Her zamanki gibi kitabı elime alıp bir kaç sayfa okumaya çalışıyorum.Onun yokluğu sadece bedensel iştahımı kesmiyor ruhsal iştahımı da kesiyor.İçimden hiç bir şey yapmak gelmiyor ve kitabı usulca yerine bırakıyorum.Ağlamak istiyorum.İçimdeki çaresizliği, umutsuzluğu dışarıya akıtmak,yeniden hayat bulmak istiyorum.Göz kapaklarıma kadar gelen yaşlar aşağıya süzülmeyi reddediyorlar.Tüm bedenim,ruhum  sanki işbirliğine girmiş gibi tüm isteklerimi,hareketlerimi reddediyorlar.Başımı her zaman ki gibi deve ve keçi kılı karışımıyla doldurulmuş yastığa koyup gözlerimi çadırın tavanına dikiyorum.Hangi gündeyiz veya hangi aydayız bilmiyorum.Dışarıda gecenin mi yoksa gündüzün mü yaşandığını çadırın kapı aralığından sızan ışıktan anlıyorum.Hala gündüz ve o hala ortalıkta yok.

Onun beni unutmuş olabileceği olasılığı içimi yakıyor.Bu kadar çirkin ve sevilemeyecek biri miyim?Aşık olmadığım o sade ve yavan hayatımı özlüyorum.Yemek yiyebildiğim,kitap okuyabildiğim zamanları.Bir kadının bir erkeğin hayatını bu kadar kökten değiştirebilmesini aklım almıyor.Kitaplarda okuduğum aşk hikayelerinin gerçekliğiyle sarsılmış olan kalbim ve ruhum bu  karşılıksız sandığım aşkın  acısını yaşıyor.

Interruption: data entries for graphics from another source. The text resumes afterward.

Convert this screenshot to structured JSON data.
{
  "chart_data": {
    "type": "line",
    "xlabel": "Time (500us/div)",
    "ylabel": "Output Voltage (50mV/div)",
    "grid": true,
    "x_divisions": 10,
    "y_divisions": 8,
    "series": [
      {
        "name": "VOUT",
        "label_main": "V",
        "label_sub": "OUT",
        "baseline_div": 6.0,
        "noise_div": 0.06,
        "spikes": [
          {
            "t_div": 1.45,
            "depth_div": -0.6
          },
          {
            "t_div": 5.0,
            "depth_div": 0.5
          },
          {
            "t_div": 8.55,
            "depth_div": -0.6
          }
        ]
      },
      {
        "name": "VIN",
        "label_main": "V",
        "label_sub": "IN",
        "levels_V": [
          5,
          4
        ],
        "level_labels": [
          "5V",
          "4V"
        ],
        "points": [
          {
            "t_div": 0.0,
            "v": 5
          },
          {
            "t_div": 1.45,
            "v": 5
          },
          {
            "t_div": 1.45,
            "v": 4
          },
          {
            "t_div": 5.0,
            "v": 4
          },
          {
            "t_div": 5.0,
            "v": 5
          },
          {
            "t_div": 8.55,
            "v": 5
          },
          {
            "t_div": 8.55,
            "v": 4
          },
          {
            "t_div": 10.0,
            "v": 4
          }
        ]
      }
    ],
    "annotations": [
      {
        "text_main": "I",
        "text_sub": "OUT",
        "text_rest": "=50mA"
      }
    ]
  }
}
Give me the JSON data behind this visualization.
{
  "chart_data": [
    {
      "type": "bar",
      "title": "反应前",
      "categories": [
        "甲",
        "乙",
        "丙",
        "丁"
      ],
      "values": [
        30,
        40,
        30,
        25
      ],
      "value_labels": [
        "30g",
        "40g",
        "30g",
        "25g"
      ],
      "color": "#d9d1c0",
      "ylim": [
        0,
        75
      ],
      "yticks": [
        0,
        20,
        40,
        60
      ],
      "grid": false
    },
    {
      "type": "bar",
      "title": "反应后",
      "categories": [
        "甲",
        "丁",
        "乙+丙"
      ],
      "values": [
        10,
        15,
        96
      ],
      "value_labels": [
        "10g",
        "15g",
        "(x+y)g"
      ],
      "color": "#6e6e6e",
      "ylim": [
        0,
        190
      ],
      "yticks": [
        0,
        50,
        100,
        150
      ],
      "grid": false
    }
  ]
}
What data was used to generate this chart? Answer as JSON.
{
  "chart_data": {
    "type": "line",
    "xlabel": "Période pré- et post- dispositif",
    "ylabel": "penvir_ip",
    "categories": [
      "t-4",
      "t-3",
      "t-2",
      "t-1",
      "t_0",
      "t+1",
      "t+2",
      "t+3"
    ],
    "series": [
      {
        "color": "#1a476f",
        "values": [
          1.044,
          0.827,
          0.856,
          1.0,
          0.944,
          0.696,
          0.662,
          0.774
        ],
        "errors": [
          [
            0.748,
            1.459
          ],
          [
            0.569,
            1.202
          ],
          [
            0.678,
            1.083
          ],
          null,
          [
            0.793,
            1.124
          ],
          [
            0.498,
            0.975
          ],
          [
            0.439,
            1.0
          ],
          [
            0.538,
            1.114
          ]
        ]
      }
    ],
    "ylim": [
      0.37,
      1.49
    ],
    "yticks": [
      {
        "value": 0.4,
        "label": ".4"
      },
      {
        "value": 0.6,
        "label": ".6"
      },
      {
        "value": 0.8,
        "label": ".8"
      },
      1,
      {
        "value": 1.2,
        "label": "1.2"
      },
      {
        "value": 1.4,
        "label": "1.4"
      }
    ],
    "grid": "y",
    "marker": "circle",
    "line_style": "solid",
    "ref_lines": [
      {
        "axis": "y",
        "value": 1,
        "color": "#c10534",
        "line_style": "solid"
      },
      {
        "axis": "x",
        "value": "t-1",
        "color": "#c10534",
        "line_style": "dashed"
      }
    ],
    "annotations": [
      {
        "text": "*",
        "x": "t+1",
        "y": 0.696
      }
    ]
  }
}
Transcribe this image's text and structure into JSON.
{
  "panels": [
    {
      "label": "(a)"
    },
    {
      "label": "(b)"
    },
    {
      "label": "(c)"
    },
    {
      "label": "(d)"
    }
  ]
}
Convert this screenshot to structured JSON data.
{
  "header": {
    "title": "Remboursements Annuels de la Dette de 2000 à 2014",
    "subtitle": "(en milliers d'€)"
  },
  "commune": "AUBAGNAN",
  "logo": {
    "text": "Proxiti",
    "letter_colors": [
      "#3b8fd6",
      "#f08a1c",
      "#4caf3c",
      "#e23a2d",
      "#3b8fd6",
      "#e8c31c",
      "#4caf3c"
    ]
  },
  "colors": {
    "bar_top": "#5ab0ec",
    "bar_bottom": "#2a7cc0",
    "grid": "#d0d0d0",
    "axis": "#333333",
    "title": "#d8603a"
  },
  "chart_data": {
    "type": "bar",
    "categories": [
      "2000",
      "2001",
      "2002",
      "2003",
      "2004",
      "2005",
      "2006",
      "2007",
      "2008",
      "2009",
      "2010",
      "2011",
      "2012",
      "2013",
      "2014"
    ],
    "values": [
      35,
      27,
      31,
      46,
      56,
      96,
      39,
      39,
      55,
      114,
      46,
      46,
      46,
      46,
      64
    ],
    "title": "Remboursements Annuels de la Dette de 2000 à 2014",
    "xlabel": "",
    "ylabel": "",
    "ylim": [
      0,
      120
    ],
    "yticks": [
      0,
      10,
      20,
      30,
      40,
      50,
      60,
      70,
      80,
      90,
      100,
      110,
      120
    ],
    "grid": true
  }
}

Tekrar ölmüş olmayı diliyorum.Ruhumun aşk ızdırabı yaşamadan,hayatımın  bir süngünün ucunda bitmesini.Bana bunu yaşatan talihe söyleyecek tek bir söz bile bulmaktan acizim.

Burnuma onun kokusu geliyor.Binlerce koku arasında onun kokusunu ayırt edebiliyorum.Hafif çiçek esansı kokan bir tür losyon kokusu.Bedevi kabilelerindeki  kadınların Avrupalı kadınlar gibi pahalı parfümler kullanmadığını biliyorum.Ama yine de hepsi şehre giden yakınları veya kocaları aracılığıyla küçük esans şişeleri içinde satılan ağır ama onlara hoş gelen kokulardan ve yağlardan getirtip sürdüklerini öğreniyorum.Ama onun kokusu hiç birininkine benzemiyor.Hafif bir lavanta kokusunun onun harika ten kokusuyla birleşiminden çıkan koku.Burun hafızamın bu kadar güçlü olduğunu ilk kez burada anlıyorum.Belki de beynim sadece onun kokusunu hafızasına depoladığı için sadece onun kokusunu ayırt edebiliyorum kim bilir.